Proofpoint, a cybersecurity firm, issued a report last year detailing efforts by state-sponsored hackers in North Korea, as well as China, Iran and Turkey, to spy on or impersonate mostly U.S.-based journalists.
“These hackers can be sloppy, sending messages with incorrect grammar or misspelled words,” Bodnar said. “Google searches could reveal that the reporter they’re posing as doesn’t exist or uses a different email address. There are basic cybersecurity practices that can help people defend against this threat."
At the State Department on Wednesday, principal deputy spokesperson Vedant Patel said that while he couldn’t address the specific events involving the impersonation of New York Times and VOA personnel, “of course the DPRK is known for taking a number of destabilizing and malign steps.
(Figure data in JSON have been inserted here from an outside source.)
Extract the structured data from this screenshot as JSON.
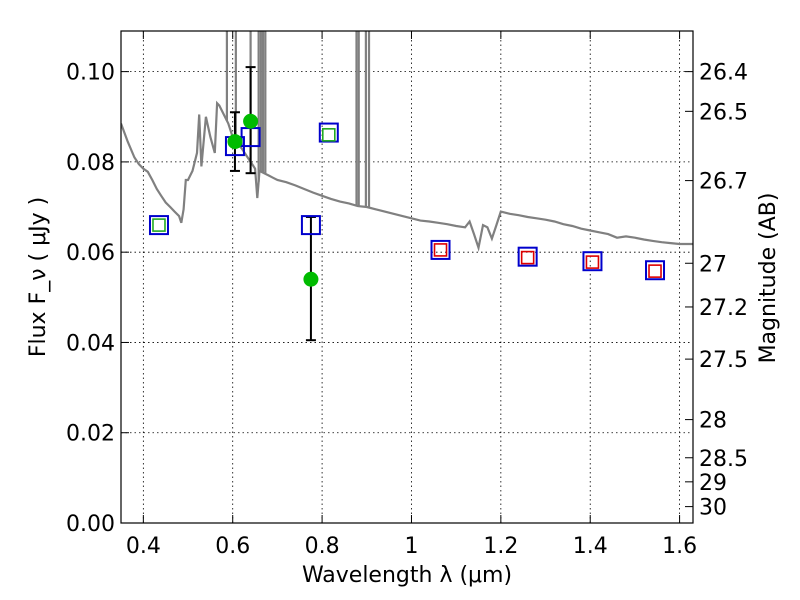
{
  "chart_data": {
    "type": "scatter",
    "xlabel": "Wavelength  λ (μm)",
    "ylabel": "Flux  F_ν  ( μJy )",
    "y2label": "Magnitude (AB)",
    "xlim": [
      0.35,
      1.63
    ],
    "ylim": [
      0.0,
      0.109
    ],
    "xticks": [
      "0.4",
      "0.6",
      "0.8",
      "1",
      "1.2",
      "1.4",
      "1.6"
    ],
    "yticks": [
      "0.00",
      "0.02",
      "0.04",
      "0.06",
      "0.08",
      "0.10"
    ],
    "y2ticks": [
      "26.4",
      "26.5",
      "26.7",
      "27",
      "27.2",
      "27.5",
      "28",
      "28.5",
      "29",
      "30"
    ],
    "grid": true,
    "colors": {
      "model_line": "#808080",
      "model_square": "#0000cc",
      "observed_inner_green": "#22aa22",
      "observed_inner_red": "#dd0000",
      "detections": "#00bb00",
      "errorbar": "#000000"
    },
    "model_spectrum": [
      [
        0.35,
        0.0885
      ],
      [
        0.365,
        0.0845
      ],
      [
        0.38,
        0.081
      ],
      [
        0.39,
        0.0795
      ],
      [
        0.4,
        0.0785
      ],
      [
        0.41,
        0.0778
      ],
      [
        0.42,
        0.076
      ],
      [
        0.43,
        0.074
      ],
      [
        0.44,
        0.0725
      ],
      [
        0.45,
        0.071
      ],
      [
        0.46,
        0.07
      ],
      [
        0.47,
        0.069
      ],
      [
        0.48,
        0.068
      ],
      [
        0.485,
        0.0665
      ],
      [
        0.49,
        0.0695
      ],
      [
        0.495,
        0.076
      ],
      [
        0.5,
        0.076
      ],
      [
        0.51,
        0.078
      ],
      [
        0.52,
        0.082
      ],
      [
        0.525,
        0.0905
      ],
      [
        0.53,
        0.079
      ],
      [
        0.54,
        0.09
      ],
      [
        0.55,
        0.0855
      ],
      [
        0.56,
        0.082
      ],
      [
        0.565,
        0.093
      ],
      [
        0.57,
        0.0925
      ],
      [
        0.58,
        0.0905
      ],
      [
        0.59,
        0.0885
      ],
      [
        0.6,
        0.0855
      ],
      [
        0.61,
        0.084
      ],
      [
        0.62,
        0.083
      ],
      [
        0.63,
        0.0815
      ],
      [
        0.64,
        0.08
      ],
      [
        0.65,
        0.0785
      ],
      [
        0.655,
        0.072
      ],
      [
        0.66,
        0.078
      ],
      [
        0.67,
        0.0775
      ],
      [
        0.68,
        0.077
      ],
      [
        0.69,
        0.0765
      ],
      [
        0.7,
        0.076
      ],
      [
        0.72,
        0.0755
      ],
      [
        0.74,
        0.0748
      ],
      [
        0.76,
        0.074
      ],
      [
        0.78,
        0.0732
      ],
      [
        0.8,
        0.0725
      ],
      [
        0.82,
        0.0718
      ],
      [
        0.84,
        0.0712
      ],
      [
        0.86,
        0.0708
      ],
      [
        0.88,
        0.0702
      ],
      [
        0.9,
        0.07
      ],
      [
        0.92,
        0.0695
      ],
      [
        0.94,
        0.069
      ],
      [
        0.96,
        0.0685
      ],
      [
        0.98,
        0.068
      ],
      [
        1.0,
        0.0675
      ],
      [
        1.02,
        0.067
      ],
      [
        1.04,
        0.0668
      ],
      [
        1.06,
        0.0665
      ],
      [
        1.08,
        0.0662
      ],
      [
        1.1,
        0.0658
      ],
      [
        1.12,
        0.0655
      ],
      [
        1.13,
        0.0668
      ],
      [
        1.14,
        0.064
      ],
      [
        1.15,
        0.061
      ],
      [
        1.16,
        0.066
      ],
      [
        1.17,
        0.0655
      ],
      [
        1.18,
        0.063
      ],
      [
        1.19,
        0.066
      ],
      [
        1.2,
        0.069
      ],
      [
        1.22,
        0.0685
      ],
      [
        1.24,
        0.0682
      ],
      [
        1.26,
        0.0678
      ],
      [
        1.28,
        0.0675
      ],
      [
        1.3,
        0.0672
      ],
      [
        1.32,
        0.0668
      ],
      [
        1.34,
        0.0662
      ],
      [
        1.36,
        0.0658
      ],
      [
        1.38,
        0.0652
      ],
      [
        1.4,
        0.0648
      ],
      [
        1.42,
        0.0644
      ],
      [
        1.44,
        0.064
      ],
      [
        1.46,
        0.0632
      ],
      [
        1.48,
        0.0635
      ],
      [
        1.5,
        0.0632
      ],
      [
        1.52,
        0.0628
      ],
      [
        1.54,
        0.0625
      ],
      [
        1.56,
        0.0622
      ],
      [
        1.58,
        0.062
      ],
      [
        1.6,
        0.0618
      ],
      [
        1.63,
        0.0618
      ]
    ],
    "model_spikes": [
      [
        0.587,
        0.15
      ],
      [
        0.64,
        0.14
      ],
      [
        0.607,
        0.14
      ],
      [
        0.658,
        0.2
      ],
      [
        0.663,
        0.2
      ],
      [
        0.668,
        0.2
      ],
      [
        0.673,
        0.2
      ],
      [
        0.877,
        0.15
      ],
      [
        0.882,
        0.15
      ],
      [
        0.898,
        0.15
      ],
      [
        0.905,
        0.15
      ]
    ],
    "model_points": [
      {
        "x": 0.435,
        "y": 0.066
      },
      {
        "x": 0.605,
        "y": 0.0835
      },
      {
        "x": 0.64,
        "y": 0.0855
      },
      {
        "x": 0.775,
        "y": 0.066
      },
      {
        "x": 0.815,
        "y": 0.0865
      },
      {
        "x": 1.065,
        "y": 0.0605
      },
      {
        "x": 1.26,
        "y": 0.059
      },
      {
        "x": 1.405,
        "y": 0.058
      },
      {
        "x": 1.545,
        "y": 0.056
      }
    ],
    "observed_points": [
      {
        "x": 0.435,
        "y": 0.066,
        "color": "green"
      },
      {
        "x": 0.815,
        "y": 0.086,
        "color": "green"
      },
      {
        "x": 1.065,
        "y": 0.0605,
        "color": "red"
      },
      {
        "x": 1.26,
        "y": 0.0588,
        "color": "red"
      },
      {
        "x": 1.405,
        "y": 0.0578,
        "color": "red"
      },
      {
        "x": 1.545,
        "y": 0.0558,
        "color": "red"
      }
    ],
    "detections": [
      {
        "x": 0.605,
        "y": 0.0845,
        "err_low": 0.078,
        "err_high": 0.091
      },
      {
        "x": 0.64,
        "y": 0.089,
        "err_low": 0.0775,
        "err_high": 0.101
      },
      {
        "x": 0.775,
        "y": 0.054,
        "err_low": 0.0405,
        "err_high": 0.0678
      }
    ]
  }
}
This is something we are being vigilant about.”
DPRK refers to the Democratic People’s Republic of Korea, the official name of North Korea.
North Korea “often leverages nation-state malicious cyber actors to generate revenue for the regime while evading sanctions,” the U.S. Cyber National Mission Force’s Major Katrina Cheesman told VOA. “The DPRK cyber actors do this through a range of illicit means, such as cryptocurrency theft, money-laundering, ransomware and fraudulent activities of DPRK IT workers abroad.”
The Kimsuky APT group has most likely been operating since 2012, according to the U.S. Cybersecurity and Infrastructure Security Agency. It is primarily focused on carrying out financially motivated cybercrime to support the North Korean government, according to intelligence analysts.
During the coronavirus pandemic, attention shifted to pharmaceutical and other health-related companies. Other related activities APT43 is alleged to be involved with include registering web domains meant to look like legitimate websites, including one for Cornell University, an Ivy League school. The group has also used malicious apps to steal usernames and passwords and to generate cryptocurrency.
“APT43 is exceptionally good at convincing its targets,” Freas, the Mandiant analyst, said. “We've seen APT43 create email addresses that look similar to news reporters, or analysts at think tanks, and simultaneously spin up fake domains that also look similar to the real news outlet they are spoofing. They'll add these to their email signatures so even if the victim grows suspicious and visits APT43's hosted domain, it has the look and feel of a real news site.”